Keyword Research: Knowing what potential consumers are searching for and interested in – down to specific terms and phrases – can be a huge help in getting your brand in front of them on the screen. Investing in the right SEO content takes time, but when done right, it does pay off.
Google Analytics: Are your customers shopping from their phone or their desktop? Did a big Instagram account tag you in a post and drive a few thousand people to your profile and website? Just how effective was that summer sale you had? Google Analytics can tell you all of that, and a whole lot more. The information provided by Google’s backend platform is extremely powerful in trained hands, and can help you identify consumer trends in geography, demographics, page views, promotions, etc. When you know what works, you can drop what doesn’t.
Some metrics you can measure with Google Analytics (from Hubspot)
Competitor Analysis: If you’ve noticed a slump, take a look at what your competitors might be doing, and how you can switch up your approach. It might be as simple as one key element or bit of language you’re using (or not using).

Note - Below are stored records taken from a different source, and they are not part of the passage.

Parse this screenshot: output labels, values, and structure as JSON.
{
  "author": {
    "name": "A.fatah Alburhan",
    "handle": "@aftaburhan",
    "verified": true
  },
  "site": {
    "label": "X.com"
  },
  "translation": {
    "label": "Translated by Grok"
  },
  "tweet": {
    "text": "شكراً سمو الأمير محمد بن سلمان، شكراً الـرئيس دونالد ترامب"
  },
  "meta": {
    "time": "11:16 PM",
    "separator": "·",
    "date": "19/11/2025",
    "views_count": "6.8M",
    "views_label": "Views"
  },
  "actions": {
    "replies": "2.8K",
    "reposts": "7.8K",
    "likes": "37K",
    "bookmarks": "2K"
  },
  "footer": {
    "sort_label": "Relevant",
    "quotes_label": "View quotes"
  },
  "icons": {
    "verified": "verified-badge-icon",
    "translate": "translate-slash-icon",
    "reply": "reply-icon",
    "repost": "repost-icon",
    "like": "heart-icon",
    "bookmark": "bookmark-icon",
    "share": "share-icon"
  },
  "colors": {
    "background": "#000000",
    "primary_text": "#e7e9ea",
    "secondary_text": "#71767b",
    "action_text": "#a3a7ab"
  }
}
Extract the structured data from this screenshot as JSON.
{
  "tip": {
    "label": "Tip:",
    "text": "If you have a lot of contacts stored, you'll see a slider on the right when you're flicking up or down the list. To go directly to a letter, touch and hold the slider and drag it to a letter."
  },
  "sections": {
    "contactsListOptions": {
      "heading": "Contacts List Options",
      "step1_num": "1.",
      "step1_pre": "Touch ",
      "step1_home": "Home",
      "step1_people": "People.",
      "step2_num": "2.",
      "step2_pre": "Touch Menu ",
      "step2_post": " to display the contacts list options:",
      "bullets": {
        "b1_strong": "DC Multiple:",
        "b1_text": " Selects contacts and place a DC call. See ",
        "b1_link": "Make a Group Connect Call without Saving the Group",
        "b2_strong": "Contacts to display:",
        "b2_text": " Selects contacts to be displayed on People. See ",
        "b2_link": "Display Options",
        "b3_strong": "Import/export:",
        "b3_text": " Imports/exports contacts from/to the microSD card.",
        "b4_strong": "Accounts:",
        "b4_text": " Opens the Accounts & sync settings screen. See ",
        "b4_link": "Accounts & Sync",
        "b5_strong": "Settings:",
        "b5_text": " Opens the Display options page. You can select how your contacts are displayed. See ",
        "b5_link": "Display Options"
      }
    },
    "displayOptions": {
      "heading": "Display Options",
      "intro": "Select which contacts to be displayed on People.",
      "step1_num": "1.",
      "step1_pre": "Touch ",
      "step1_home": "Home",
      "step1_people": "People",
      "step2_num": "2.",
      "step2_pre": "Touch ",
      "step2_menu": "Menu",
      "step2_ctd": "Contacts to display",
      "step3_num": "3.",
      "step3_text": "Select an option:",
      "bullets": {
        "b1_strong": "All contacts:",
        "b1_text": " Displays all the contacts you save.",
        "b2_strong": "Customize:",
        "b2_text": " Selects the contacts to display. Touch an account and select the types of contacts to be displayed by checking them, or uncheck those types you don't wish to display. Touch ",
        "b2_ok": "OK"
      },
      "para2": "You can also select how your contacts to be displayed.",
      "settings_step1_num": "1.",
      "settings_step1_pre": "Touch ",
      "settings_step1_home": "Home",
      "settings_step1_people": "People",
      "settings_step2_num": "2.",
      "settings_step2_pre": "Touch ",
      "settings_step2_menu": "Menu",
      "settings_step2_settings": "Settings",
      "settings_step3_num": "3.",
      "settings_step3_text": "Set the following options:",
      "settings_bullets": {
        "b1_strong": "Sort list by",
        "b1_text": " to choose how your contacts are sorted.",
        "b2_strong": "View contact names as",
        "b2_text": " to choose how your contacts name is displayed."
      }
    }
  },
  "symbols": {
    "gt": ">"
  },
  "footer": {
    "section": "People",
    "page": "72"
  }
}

Comments and Engagement Online: Do you maintain a blog or social accounts? (If not, you should!) Pop in to the comments and see what people are saying. Don’t be afraid of honest feedback – you might get questions or concerns, but you could also find compliments or recommendations for something new.
The RFM Method: Standing for “recency, frequency, monetary value”, this is a measure of how recently someone ordered from you, how many times they purchased from you in a given time frame, and how much they have spent since their first order. This is an excellent way to identify high-value, lifelong customers, and express your appreciation for their support.
The RFM method for visualizing high-value customers (from Moengage)
Social Media: Do you have an ambassador who sings your praises all over their TikTok videos, or a shadow who pounces with negative comments as soon as you post anything, anywhere? We live in an age of immense data, and being able to use that information to create segments of your audience – “People Who Bought Something During This Sale”, “People Who Liked Ad #1”, etc. – lets you market more effectively to each, create better copy & imagery, and curate better content.
The needs, wants, and experiences of your customers are always the benchmark of ultimate success. By ensuring that your brand’s messaging and offerings mesh well with their behaviour patterns, you can create better campaigns that emotionally connect in the right way – leading to more success for you, and more satisfaction for them.